Excerpts from the Keynote address presented to the Austrian Association for American Studies annual conference, Salzburg, November 2004, by Deborah L. Madsen, University of Geneva:
The Miss Universe beauty pageant, screed by NBC in June this year, featured a special award for “the delegate who displayed her country's pride and spirit best in costume.” Miss USA, Shandi Finnessey, appeared wearing a body-length war-bonnet style costume. She also wore straps studded with circular metal medallions – and very little else.
The imitation headdress was perceived as an insult by Native American tribal groups; Tex Hall, the President of the National Congress of American Indians, condemned the costume and demanded an apology of NBC and Donald Trump who owns the pageant. Hall was particularly offended that a woman should be seen wearing a war-bonnet which is reserved only for men.

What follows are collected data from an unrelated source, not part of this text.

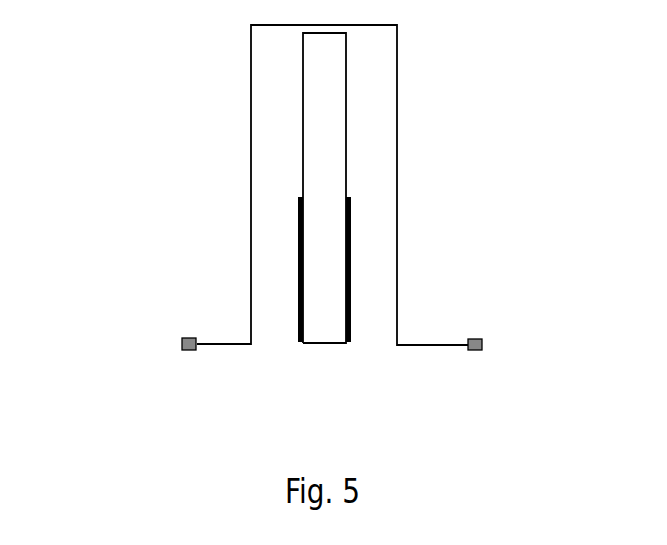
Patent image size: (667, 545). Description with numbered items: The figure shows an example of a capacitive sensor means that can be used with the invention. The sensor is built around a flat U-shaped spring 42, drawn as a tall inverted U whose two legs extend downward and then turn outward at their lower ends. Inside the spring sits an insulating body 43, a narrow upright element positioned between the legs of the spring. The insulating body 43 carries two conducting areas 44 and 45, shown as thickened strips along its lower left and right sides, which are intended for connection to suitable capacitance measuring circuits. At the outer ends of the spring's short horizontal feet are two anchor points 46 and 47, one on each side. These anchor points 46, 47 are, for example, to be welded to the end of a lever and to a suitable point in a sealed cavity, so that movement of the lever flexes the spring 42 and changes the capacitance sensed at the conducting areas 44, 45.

The flat U-shaped spring 42 is at (408, 179).
The insulating body 43 is at (290, 234).
The conducting area 44 is at (219, 319).
The conducting area 45 is at (411, 315).
The anchor point 46 is at (106, 388).
The anchor point 47 is at (540, 386).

The controversy focuses then upon the question of who has the right to wear “authentic” costumes. A photograph of the Women's War Bonnet Society quickly circulated to contradict Tex Hall's claim that this headdress is only for men though the counter-claim was also quickly made that these women photographed here belong to tribes that traditionally use the war-bonnet. To the objection that Miss Oklahoma 1940, Martyne Woods, wore a war-bonnet as part of her traditional costume came the response that she belonged to the eastern woodland Choctaw tribe and so is also “inauthentic.” The struggle to identify “authentic” people who might qualify to wear this “authentic” costume places in question just what it is that the costume is doing in this representation of identity. What is being “recognized” here? In one of the official photographs of Miss USA, it is significant that the image of her disembodied face appears projected against the US flag. She is shown in three-quarter profile, with her blonde hair cascading down to her shoulders. Here she is the all-American girl, identified by her bodily characteristics with the “Political” nation. But she is also is the same woman who wears faux Native American regalia. She is performing a kind of cultural authenticity that relates to the “Political” nation rather than to her bodily ethnic identification. She chooses Native America in the way that Gish Jen's Mona chooses Judaism – and by choosing they demonstrate their “Americanness.”

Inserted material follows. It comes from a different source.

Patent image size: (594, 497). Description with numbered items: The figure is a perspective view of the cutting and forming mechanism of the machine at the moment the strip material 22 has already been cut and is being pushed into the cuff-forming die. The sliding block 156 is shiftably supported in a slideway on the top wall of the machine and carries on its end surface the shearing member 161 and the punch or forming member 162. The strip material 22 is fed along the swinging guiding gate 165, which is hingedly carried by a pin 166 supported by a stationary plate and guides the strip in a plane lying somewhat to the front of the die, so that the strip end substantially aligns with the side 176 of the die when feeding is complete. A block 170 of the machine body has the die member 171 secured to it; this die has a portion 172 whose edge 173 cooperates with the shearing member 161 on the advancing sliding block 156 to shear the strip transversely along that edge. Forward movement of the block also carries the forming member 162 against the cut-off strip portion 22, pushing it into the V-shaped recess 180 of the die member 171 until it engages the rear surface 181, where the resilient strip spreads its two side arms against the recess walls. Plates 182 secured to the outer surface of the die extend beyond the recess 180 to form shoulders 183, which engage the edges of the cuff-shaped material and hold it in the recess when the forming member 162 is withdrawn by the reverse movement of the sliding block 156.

This pluralism, which is more a kind of performativity, can be seen also in the photograph of Cher, which features on the cover of her 1973 album Half-Breed. I use the word “performative” because the knowing choice of ethnic identification (as opposed to the unearthing of some core of personal identity), the voluntary act of adhesion, requires action – the performance of that identification.
Cher's performance differs from Miss USA's in that she is identifying with her “Americanness” in relation to a negative life-script: “ We weren’t accepted and I felt ashamed / Nineteen I left them, tell me who’s to blame / My life since then has been from man to man / But I can’t run away from what I am.” Now, we can simply see Cher’s Native costuming as a cynical marketing strategy but even in such terms it is curious to find this identification with a negative life-script, with an image that represents absence: the inability to belong or to discover one's “Americanness.” This makes the example interesting to me. It seems to point to the fact that not only the indigenous or ethnic American experiences hybrid subjectivity. Cher as Cherilyn and Cher as the anonymous Cherokee half-breed each alike represents the dynamic of belonging and not-belonging characteristic of American cultural identity.
Gives you a better appreciation for diversity and multiculturalism, eh?